Est-il possible de trouver rien de moins ambigu et de plus accablant ? Après un doute angoisseux, Passereau retrouva une conviction. Il était convaincu !…

Mais ce n’était pas assez que toutes ces souffrances, mais ce n’était pas assez que de savoir et parjure, et basse, et vile celle qu’il avait entourée de soins délicats, et chargée du plus pur amour. Il était destiné, en ce jour, à tomber de chute en chute plus terrible, à tout perdre, à tout jamais, sans retour. Celle qu’il avait crue chaste, innocente, pudique ; celle qu’il n’avait abordée qu’en tremblant, celle dont il se faisait un crime de l’avoir arrachée à sa virginité, d’avoir troublé la limpidité de sa belle âme, devait enfin paraître à ses yeux dans toute sa hideur : libertine, sale, lascive, immonde !

Voulant lui laisser un mot, et fouillant un tiroir pour trouver un encrier, il découvrit : ciel, j’ai honte à le dire ! maroquiné, doré, enluminé, un Arétin !…

Je vous laisse à penser qu’elle fut sa consternation. Il était anéanti. Ses lèvres, retroussées, enflées et pendantes, exprimaient le plus profond dégoût, et sa poitrine, oppressée, jetait des hoquets de vomissement.

Mariette en cet instant rentra, Passereau rengaina sa douleur.

– Madame n’est pas encore rentrée ?

– Non, ma chère.

– L’équitation lui plaît…

– Elle en raffole.

– Hélas ! votre rire fait peine, vous êtes bien chagrin, bien agité ; mon cher maître, croyez-moi, si vous souffrez, ne souffrez point pour elle ; pauvre jeune homme, si vous saviez ?…

Mais quelqu’un est-il venu en mon absence ?

– Non : ah ! seulement, on a apporté cette lettre de la part du colonel Vogtland.

– Du colonel Vogtland !… Je ne m’étonne plus du trouble où je vous vois.
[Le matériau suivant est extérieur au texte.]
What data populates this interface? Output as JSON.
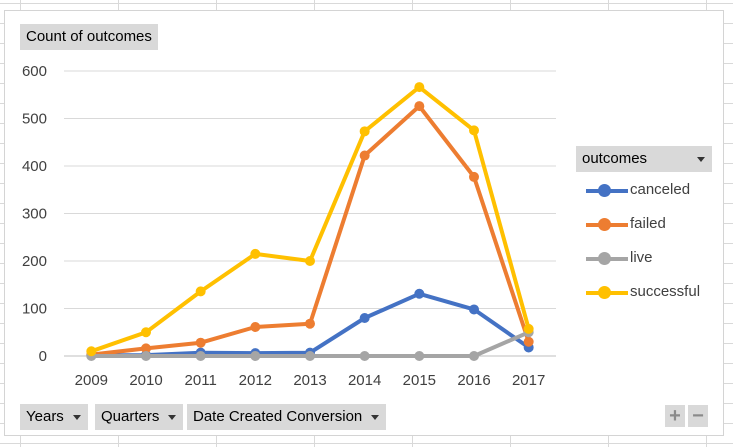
{
  "pivot": {
    "value_field": "Count of outcomes",
    "legend_field": "outcomes",
    "axis_fields": [
      "Years",
      "Quarters",
      "Date Created Conversion"
    ],
    "buttons": {
      "plus": "+",
      "minus": "−"
    }
  },
  "chart_data": {
    "type": "line",
    "categories": [
      "2009",
      "2010",
      "2011",
      "2012",
      "2013",
      "2014",
      "2015",
      "2016",
      "2017"
    ],
    "series": [
      {
        "name": "canceled",
        "color": "#4472c4",
        "values": [
          1,
          2,
          7,
          6,
          7,
          80,
          131,
          98,
          18
        ]
      },
      {
        "name": "failed",
        "color": "#ed7d31",
        "values": [
          3,
          16,
          28,
          61,
          68,
          422,
          526,
          377,
          30
        ]
      },
      {
        "name": "live",
        "color": "#a5a5a5",
        "values": [
          0,
          0,
          0,
          0,
          0,
          0,
          0,
          0,
          50
        ]
      },
      {
        "name": "successful",
        "color": "#ffc000",
        "values": [
          10,
          50,
          136,
          215,
          200,
          473,
          566,
          475,
          57
        ]
      }
    ],
    "ylim": [
      0,
      600
    ],
    "yticks": [
      0,
      100,
      200,
      300,
      400,
      500,
      600
    ],
    "grid": true,
    "legend": "right"
  }
}
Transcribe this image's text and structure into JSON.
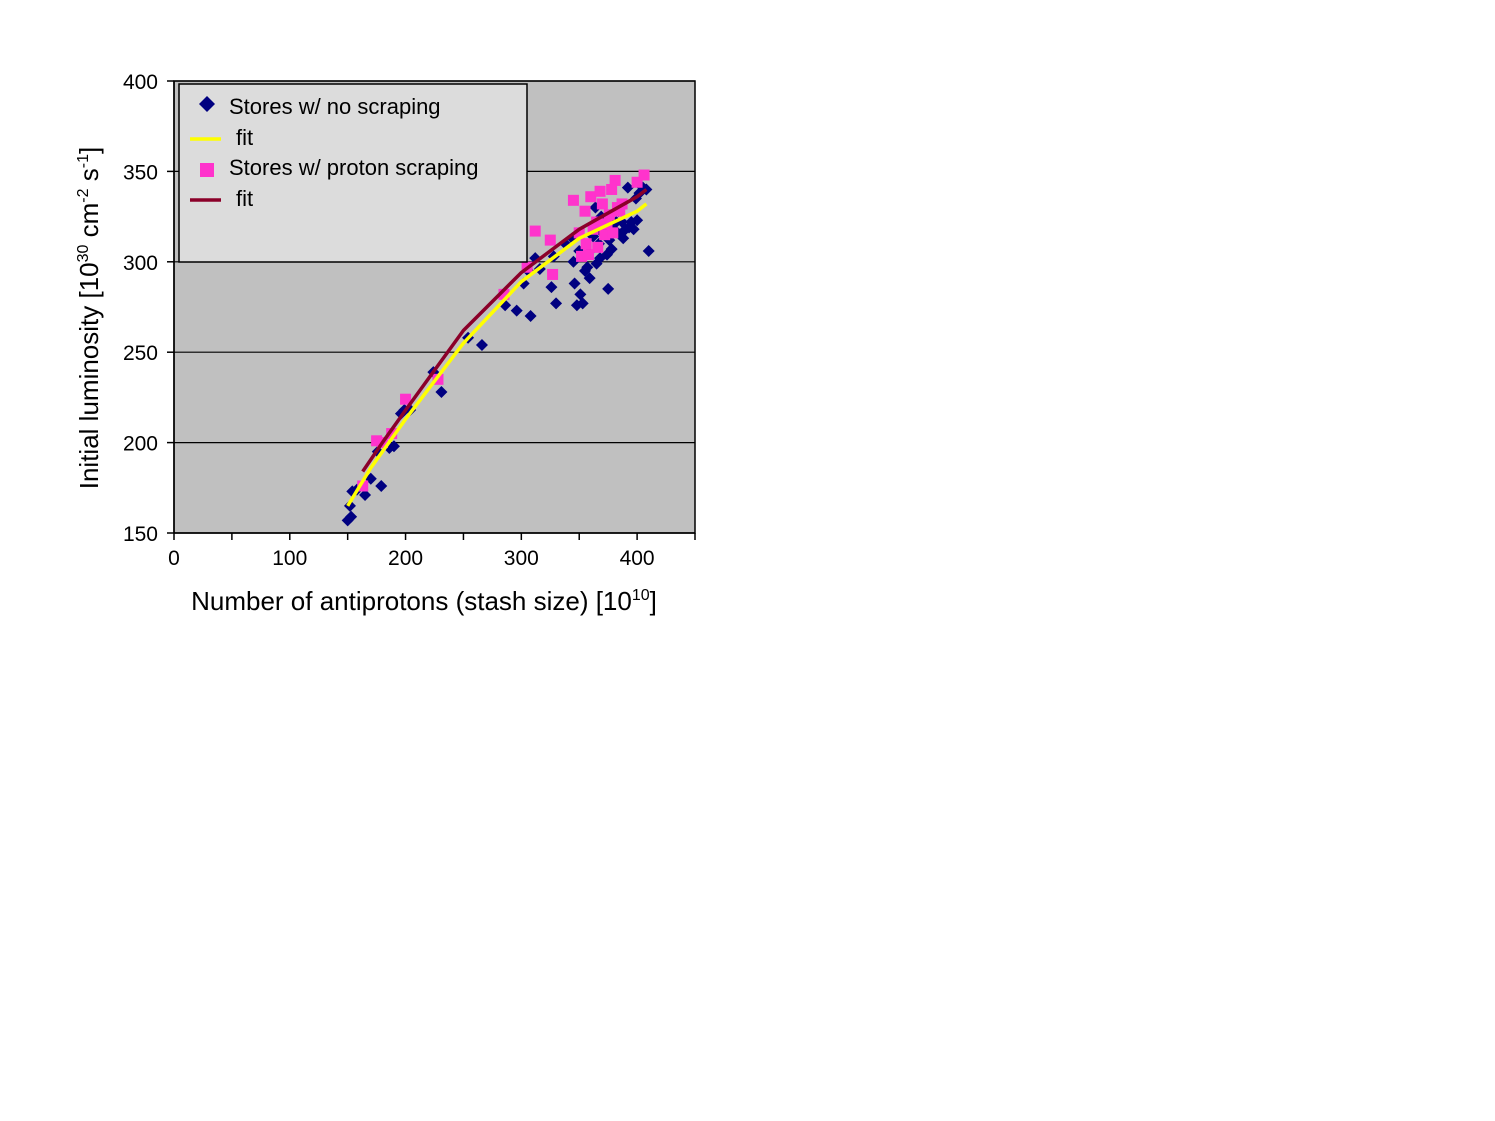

Pauvre jeune homme, que vous vous êtes trompé grossièrement !

– Adieu, adieu, Mariette !

– Je vous en prie, prenez courage, vous me fendez le cœur ! Lui dirai-je que vous êtes venu ?

– Oui, mais pas plus !

Honteux, il se glissa furtivement hors de la maison, comme un paillard qui s’échappe d’un mauvais lieu.

Sur le boulevart, à la station des cabriolets, il retrouva Martinez, se jeta à son cou et l’embrassa au grand étonnement des promeneurs.

– Ô mon ami, tu disais vrai : – Perfide comme l’onde ! – Partons, partons ! fouette, fouette, ventre à terre ! j’ai besoin de m’étourdir.